I think I had been listening to Bob Dylan’s, “Mama, You Been on My Mind” and decided to address ‘Mama’ in the opening lines. But I don’t know who ‘Mama’ is, or where I’m going, or why I’m bothering to return by winter’s end. What happens next is more or less undecipherable. I use the word hubris at one point, though I’m not entirely sure what it means. I allude to big issues like capitalism and consumerism when at some point, Christmas happens, and the mood turns festive.

The poem ends: “The careful man with the elevator shoes Knows nothing of the sort He’s blue-green, sea bream Ancient desperate hollow And by tomorrow I’m afraid, I’ll be completely homeless.”

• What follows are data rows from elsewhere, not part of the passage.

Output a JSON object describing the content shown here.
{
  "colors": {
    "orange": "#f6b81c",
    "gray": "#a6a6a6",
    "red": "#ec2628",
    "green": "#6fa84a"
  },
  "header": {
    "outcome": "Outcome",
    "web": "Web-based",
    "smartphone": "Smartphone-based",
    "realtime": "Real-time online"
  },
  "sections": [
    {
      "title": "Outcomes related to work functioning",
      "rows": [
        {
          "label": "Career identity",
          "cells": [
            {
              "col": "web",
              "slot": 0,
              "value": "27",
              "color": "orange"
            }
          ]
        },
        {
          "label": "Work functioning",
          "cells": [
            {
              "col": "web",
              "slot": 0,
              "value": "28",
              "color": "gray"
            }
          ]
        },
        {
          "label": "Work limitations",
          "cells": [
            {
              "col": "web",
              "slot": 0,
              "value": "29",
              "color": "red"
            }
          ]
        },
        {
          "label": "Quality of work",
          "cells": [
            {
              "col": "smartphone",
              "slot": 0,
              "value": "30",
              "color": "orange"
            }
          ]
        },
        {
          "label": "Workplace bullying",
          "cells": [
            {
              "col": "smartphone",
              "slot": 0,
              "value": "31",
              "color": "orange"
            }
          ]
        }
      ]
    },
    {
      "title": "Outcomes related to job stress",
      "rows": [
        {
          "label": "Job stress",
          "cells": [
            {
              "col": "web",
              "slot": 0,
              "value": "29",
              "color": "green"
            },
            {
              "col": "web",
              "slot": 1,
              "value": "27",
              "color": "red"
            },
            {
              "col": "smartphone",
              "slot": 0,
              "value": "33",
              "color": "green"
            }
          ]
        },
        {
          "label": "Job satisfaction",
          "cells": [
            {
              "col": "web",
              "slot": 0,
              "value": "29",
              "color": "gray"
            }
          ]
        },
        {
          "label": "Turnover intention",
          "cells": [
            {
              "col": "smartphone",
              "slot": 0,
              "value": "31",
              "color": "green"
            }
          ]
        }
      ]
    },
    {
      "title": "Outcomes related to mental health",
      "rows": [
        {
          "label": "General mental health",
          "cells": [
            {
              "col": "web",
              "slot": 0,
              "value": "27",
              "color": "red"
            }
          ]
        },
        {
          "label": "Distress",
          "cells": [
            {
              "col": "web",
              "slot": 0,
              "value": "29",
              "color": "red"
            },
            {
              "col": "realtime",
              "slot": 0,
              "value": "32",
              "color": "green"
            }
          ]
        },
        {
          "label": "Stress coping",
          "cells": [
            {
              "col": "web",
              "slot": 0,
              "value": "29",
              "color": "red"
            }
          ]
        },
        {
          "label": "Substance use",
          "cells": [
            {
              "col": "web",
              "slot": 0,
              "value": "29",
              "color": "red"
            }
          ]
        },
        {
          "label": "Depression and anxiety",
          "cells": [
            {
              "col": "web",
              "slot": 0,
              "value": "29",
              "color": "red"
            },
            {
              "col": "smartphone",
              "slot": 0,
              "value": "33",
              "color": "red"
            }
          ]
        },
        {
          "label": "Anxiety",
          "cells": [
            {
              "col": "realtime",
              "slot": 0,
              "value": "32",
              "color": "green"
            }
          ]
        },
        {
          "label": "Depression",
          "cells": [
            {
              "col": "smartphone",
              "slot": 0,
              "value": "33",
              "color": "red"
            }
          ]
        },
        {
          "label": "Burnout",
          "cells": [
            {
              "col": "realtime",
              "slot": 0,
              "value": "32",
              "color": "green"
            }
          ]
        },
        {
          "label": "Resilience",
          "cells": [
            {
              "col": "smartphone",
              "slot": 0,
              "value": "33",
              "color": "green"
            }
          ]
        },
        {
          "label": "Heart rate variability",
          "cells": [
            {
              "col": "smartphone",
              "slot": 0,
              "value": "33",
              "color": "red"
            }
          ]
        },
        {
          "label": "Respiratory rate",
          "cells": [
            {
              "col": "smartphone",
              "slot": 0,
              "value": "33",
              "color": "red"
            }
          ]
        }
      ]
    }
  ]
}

These lines certainly resemble poetry. They attempt, superficially, to poke at the same emotions as real poetry. But the only thing qualifying these lines as poetry is the group that chose to publish them. Sure, the editing process at The Blank Page likely isn’t as scrupulous as The New York Times, but someone (or some people) read this poem and decided it was art; ergo, I became an artist/ poet. After my poem was published, it was hard to resist indulging in the luxuries that, in my mind, accompany a moniker as fancy as “poet”. I spent money like an aristocrat, donned a fur coat, carried a tobacco pipe, advocated passionately for world peace, and argued with my contemporaries over Twain’s use of the Oxford Comma–the whole gamut. That aside, there is one aspect of this case study I find particularly disturbing. I can’t help but feel a poem like this would be capable of penetrating the precincts of a high school literature course. Surely, you could write a few thousand words on the images and themes the author depicts in this poem. What does it mean to be completely homeless? What point do you think the author is making about unfettered North American capitalism? How is the author’s rather pessimistic tone similar to George Orwell’s in 1984? I recognize this case study is likely incapable of accepting or refuting Adcock’s theory. But it does shed light on an artistic phenomenon largely ignored in the classroom: the utterly unintellectual notion that an artist’s motives might be totally arbitrary. In fact, there’s something particularly satisfying about having your peers quibble over the meaning of a poem, a bad poem, that was intended to be meaningless. I reckon some of our favourite artists, poets, and musicians must, at times, feel the same way. Perhaps, like beauty, art is in the eye of the beholder, and it is through our appreciation of creative works that art comes to exist.